The Climbers’ Club has published a thoroughly modern guide to one of the most popular areas in Britain; Portland, the definitive guide.
- Portland by Steve Taylor (2008)
- Maps and photodiagrams by Steve Taylor and Ben Stokes
- Bouldering by Ben Stokes and Jim Kimber
- 416 pages of text, 250 topos, 16 maps and 130 action pictures
Free Sample download The Cuttings Main Cliff
For the first time the number of routes at Portland and Lulworth have become so massive it warrants a single guide all to themselves. The popularity of the amenable sport climbs has given rise to an unprecedented amount of new route activity over the past two decades. With the definitive list of sport and traditional climbing together in one place we are sure the pioneering activities will continue as the untamed gaps are easily identified.
The guide is presented in full colour with photo topos covering all the main areas allowing quick identification of routes. The essence of the traditional CC guide has been preserve with a good description of the climbing for each route and different lines denote if they have fully fixed gear or if traditional equipment is required. The modern approach continues with the inclusion of many of the area’s fine bouldering and the landscape format lends itself to photographs of the wide cliff faces. The deep water soloing has been added to a greater depth and includes many new lines not seen before. The spirit and many faces of the climbers of Dorset are reflected by the sheer number of action shots throughout the book.
The main author, Steve Taylor has spent much of the past decade painstakingly updating and investigating the many hundreds of climbs in the area. He has been at the heart of the new routing activity, both forging new lines and supporting others on their projects. He has added his experience and contacts with the local activists into the definitive guide. Supporting him, two local activists Ben Stokes and Jim Kimber, have helped add their knowledge of their preferred specialism of climbing. The book is heaving with experience and many handy tips and warnings are given within the text or highlighted in blue boxes on the page.
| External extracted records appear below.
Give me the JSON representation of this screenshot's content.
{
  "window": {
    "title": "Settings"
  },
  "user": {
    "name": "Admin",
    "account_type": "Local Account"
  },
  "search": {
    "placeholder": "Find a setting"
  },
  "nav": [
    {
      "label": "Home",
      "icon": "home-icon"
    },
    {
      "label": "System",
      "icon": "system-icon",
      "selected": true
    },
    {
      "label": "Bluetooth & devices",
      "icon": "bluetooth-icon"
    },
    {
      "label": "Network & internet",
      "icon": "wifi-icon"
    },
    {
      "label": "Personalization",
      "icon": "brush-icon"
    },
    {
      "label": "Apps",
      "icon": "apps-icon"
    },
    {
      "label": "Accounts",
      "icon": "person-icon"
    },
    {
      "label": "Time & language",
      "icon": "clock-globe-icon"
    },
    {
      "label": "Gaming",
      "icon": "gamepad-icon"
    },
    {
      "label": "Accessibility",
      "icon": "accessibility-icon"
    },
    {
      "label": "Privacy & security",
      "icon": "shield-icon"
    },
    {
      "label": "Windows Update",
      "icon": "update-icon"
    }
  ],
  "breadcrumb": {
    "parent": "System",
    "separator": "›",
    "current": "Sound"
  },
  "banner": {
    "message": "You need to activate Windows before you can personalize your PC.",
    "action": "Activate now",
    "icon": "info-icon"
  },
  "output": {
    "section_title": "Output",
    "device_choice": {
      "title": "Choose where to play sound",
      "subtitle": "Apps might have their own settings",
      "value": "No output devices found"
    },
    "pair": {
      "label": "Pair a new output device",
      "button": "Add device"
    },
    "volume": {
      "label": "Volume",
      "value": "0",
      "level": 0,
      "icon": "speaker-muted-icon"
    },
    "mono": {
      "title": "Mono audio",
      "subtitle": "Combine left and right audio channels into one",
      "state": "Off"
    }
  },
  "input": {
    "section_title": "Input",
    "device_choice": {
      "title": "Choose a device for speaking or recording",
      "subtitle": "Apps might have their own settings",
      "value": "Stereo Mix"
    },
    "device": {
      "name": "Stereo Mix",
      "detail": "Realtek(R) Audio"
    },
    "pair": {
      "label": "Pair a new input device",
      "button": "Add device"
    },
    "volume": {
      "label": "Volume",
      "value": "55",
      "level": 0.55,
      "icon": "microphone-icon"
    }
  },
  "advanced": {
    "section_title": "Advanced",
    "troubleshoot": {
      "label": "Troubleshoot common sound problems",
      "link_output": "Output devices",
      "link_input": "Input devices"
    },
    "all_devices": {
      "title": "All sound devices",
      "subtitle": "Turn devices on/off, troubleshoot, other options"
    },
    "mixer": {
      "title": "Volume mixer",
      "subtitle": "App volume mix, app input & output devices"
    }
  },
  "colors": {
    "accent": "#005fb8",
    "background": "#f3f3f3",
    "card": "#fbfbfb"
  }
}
This is a first of its kind for the CC in A5 page format (designed to show topos and routes in one open spread for routes which are mainly one pitch/boulder, where the guide can be left at the bottom). It is a first for Portland and Lulworth to have a book dedicated to them. All in all a modern and unique approach to a very special area.
This definitive topo guide describes all the sport climbs, trad routes, deep-water solos and most of the boulder problems on the Isle, as well as noting projects and the odd unclimbed line. No apologies are made for backing the topos up with plenty of beta in the text.
Included too is the deep-water soloing mecca of Stair Hole at Lulworth Cove, as well as the outlying areas of Durdle Door, Lulworth East and Worbarrow Tout.
This 416-page full colour guide is in an A5 landscape format and contains approximately 250 topos, 16 maps and 130 action shots by notables including Keith Sharples, David Simmonite, Mike Robertson as well as the authors. It contains nearly a thousand more climbs and boulder problems on Portland than the 1995 CC guide and over 500 more than the current Rockfax.
Grades from VB to V10, Diff to E7 and F2 to F8a+ are covered, including the very latest developments at Lulworth East and The Cuttings.
A visit to the area can be combined with trips to the many sandy beaches, unspoilt countryside and the Jurassic Coast World Heritage site – all of which are blessed with sunshine for much of the year. With local venues offering world-class sailing, windsurfing and kite surfing instruction, you’ll be spoilt for choice on your rest days.